On trace aussi à grands traits le bilan « décevant » de Yar’Adua : pas de refonte spectaculaire du secteur énergétique ; pas de réforme du système électoral, pourtant tellement critiqué pour les fraudes commises lors des élections générales de 2007 ; persistance des difficultés dans le delta du Niger, lesquelles causent bien du tracas aux compagnies pétrolières multinationales et à la population, et enfin résurgences des violences entre chrétiens et musulmans dans le nord du pays. C’est oublier un peu vite l’immensité du chantier et faire fi de la force d’inertie inhérente à toutes les administrations du monde. Néanmoins, les chiffres sont là : 130e place sur 180 sur l’échelle de perception de la corruption éditée par l’organisation Transparency International ; indice de développement humain : 0,52, avec une progression de 59 % en trente-deux ans. À titre de comparaison, il est de 0,69 en Afrique du Sud, avec une progression de 5 % en trente-deux ans. PIB par habitant : 1 924 dollars (à parité pouvoir d’achat, en dollars constants valeur année 2000). Toujours à titre de comparaison : ce PIB est à 9 483 dollars en Afrique du Sud. Bilan : peut mieux faire, c’est sûr.
Jurisprudence
Quoi qu’il en soit, les Nigérians tirent plusieurs leçons des soubresauts politiques qu’ils viennent de traverser. Tout d’abord, ils sont désormais conscients de l’importance du président de la République. Étrange analyse, mais qui repose sur un constat : le pouvoir présidentiel doit être préservé des convoitises pouvant être exercées par des personnalités non élues et qui privilégieraient leur agenda personnel au détriment du bien commun. Entendez par là : le vice-président Jonathan. Désormais, le cas Yar’Adua fera jurisprudence face à l’article 145 de la Constitution qui stipule que tout président ou gouverneur peut refuser de transmettre ses pouvoirs même s’il prévoit une absence prolongée de son poste. Ensuite, l’état de santé des candidats à la présidence ou au gouvernorat devra être soigneusement examiné et pourra constituer un motif d’inéligibilité. Tout le monde savait que Yar’Adua était malade. Lorsqu’il était gouverneur de l’État de Katsina, entre 1999 et 2007, il partait souvent à l’étranger se faire soigner. S’il a été élu, c’est bien grâce à son prédécesseur, Olusegun Obasanjo, qui l’a poussé de toutes ses forces, et pas vraiment de façon très « régulière »…

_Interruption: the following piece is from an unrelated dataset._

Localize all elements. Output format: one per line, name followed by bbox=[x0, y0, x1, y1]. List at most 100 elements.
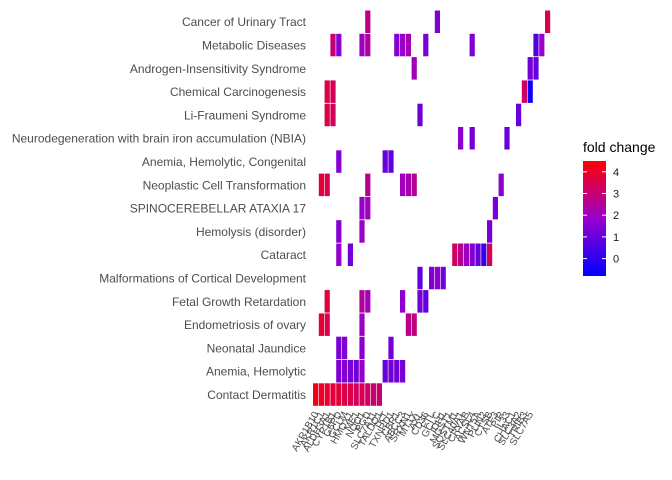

Reste que c’est désormais Goodluck Jonathan qui gouverne le pays et les Ijaws – son ethnie – considèrent cela comme une victoire pour leur communauté. On peut trouver dommage que, à l’aube du xxie siècle, les relations entre Nigérians soient encore fondées sur les appartenances ethniques. Sera-t-il le candidat du People’s Democratic Party (PDP, au pouvoir) lors des prochaines élections ? Devra-t-il se choisir un vice-président issu du Nord, selon l’alternance géographique non écrite mais tacite qui prévaut désormais ? Ne sera-t-il pas plutôt remplacé par un homme du Nord, puisque Umaru Yar’Adua n’a gouverné que deux ans et demi, contre huit pour son prédécesseur du Sud ? Réponses dans les semaines qui viennent. En prêtant serment, Goodluck Jonathan s’est engagé à organiser des élections libres et transparentes en 2011. Le temps lui est compté.